> "To erase or not to erase"
> I certainly agree that the erasers can create much drama in the art
> Giving out erasers is like giving out candy, they disappear as
> quick as you
> give them.
First, I must admit I have not followed this discussion, so forgive
me if I repeat any thing said before.
I know the "eraser thing." I've been asking my self for years why
the eraser becomes so important? And
all I can think is all those school induced fears about being
wrong. Kids come with all kinds of preconceived notions of what
is right or what they think the teacher wants. They often spend way
too much time trying to be right rather than discovering. It's not
our fault as art teachers. Think about all the other classes they
take where right IS right . Of course "erasing' becomes something
they think is a have-to do.
What the teacher values becomes what they value.
I don't value erasers, I don't put them out, what I have is ugly.
I value "taking from" initial marks and picking and choosing and
doing over and extending rather than erasing.
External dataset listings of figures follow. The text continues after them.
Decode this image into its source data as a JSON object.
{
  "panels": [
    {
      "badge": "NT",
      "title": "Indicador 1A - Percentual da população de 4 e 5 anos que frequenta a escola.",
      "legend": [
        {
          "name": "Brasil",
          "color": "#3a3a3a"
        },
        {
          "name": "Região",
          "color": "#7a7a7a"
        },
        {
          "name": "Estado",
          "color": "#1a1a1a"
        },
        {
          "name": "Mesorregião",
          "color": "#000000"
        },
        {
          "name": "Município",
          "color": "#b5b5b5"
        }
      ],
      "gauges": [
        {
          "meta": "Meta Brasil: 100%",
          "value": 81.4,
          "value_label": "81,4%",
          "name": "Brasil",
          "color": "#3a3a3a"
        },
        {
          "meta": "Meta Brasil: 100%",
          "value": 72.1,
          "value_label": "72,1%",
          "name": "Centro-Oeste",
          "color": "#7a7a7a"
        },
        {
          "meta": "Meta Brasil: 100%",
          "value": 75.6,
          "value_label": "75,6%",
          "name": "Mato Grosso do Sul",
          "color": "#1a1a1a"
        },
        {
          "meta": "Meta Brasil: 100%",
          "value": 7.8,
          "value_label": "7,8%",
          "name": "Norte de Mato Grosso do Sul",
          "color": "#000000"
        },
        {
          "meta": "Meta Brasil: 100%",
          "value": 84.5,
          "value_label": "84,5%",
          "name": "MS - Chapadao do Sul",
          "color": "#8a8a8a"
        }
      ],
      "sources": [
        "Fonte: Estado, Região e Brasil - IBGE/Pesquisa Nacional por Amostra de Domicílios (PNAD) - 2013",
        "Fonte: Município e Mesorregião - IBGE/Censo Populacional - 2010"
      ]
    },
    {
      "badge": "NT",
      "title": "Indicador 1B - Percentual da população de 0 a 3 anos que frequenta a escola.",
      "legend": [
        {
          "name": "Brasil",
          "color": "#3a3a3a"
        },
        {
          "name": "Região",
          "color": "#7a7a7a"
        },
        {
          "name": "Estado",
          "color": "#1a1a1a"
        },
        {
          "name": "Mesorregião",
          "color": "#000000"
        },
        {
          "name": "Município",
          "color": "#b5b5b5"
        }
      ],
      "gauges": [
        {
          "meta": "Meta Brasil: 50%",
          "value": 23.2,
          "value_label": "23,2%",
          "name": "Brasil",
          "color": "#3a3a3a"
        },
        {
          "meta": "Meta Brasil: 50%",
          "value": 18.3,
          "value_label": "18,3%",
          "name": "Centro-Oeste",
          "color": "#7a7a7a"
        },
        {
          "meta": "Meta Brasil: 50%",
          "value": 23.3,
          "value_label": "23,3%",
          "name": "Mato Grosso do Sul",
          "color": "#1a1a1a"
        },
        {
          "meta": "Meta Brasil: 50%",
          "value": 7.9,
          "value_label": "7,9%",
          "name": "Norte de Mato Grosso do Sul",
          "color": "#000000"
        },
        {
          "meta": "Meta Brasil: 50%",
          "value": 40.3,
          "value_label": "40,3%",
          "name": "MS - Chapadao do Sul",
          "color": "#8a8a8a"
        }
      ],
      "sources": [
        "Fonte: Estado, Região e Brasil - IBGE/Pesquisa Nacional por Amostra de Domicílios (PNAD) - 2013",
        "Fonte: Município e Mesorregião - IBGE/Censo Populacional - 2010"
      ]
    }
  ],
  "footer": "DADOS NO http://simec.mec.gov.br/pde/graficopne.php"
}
Show some artists whose
thinking process is evident in their product --- where the "erasing"
becomes a ghost that is developed.
There is no right or wrong when choices are being made.
How about making the eraser a tool to create with rather than a tool
to get rid of "mistakes'? Draw with an eraser.... "pick up" with
it , stamp,
smear with it.... let them know that not every expression
has to be so "neat."
If you "take the line for a walk" sometimes that line is not so
clear or light or on the path , but most often you will find that
line, started in a kid's head someplace, is a line that you can you
take without erasing it.
Sometimes, I think we forget that in the process of art making and
discovery things get "ugly." I spent much of my childhood
"erasing" because I wanted to be "right." Took me years to
learn my "right" may be okay. That's what I want to take away from
my students------ spending years in the "eraser place."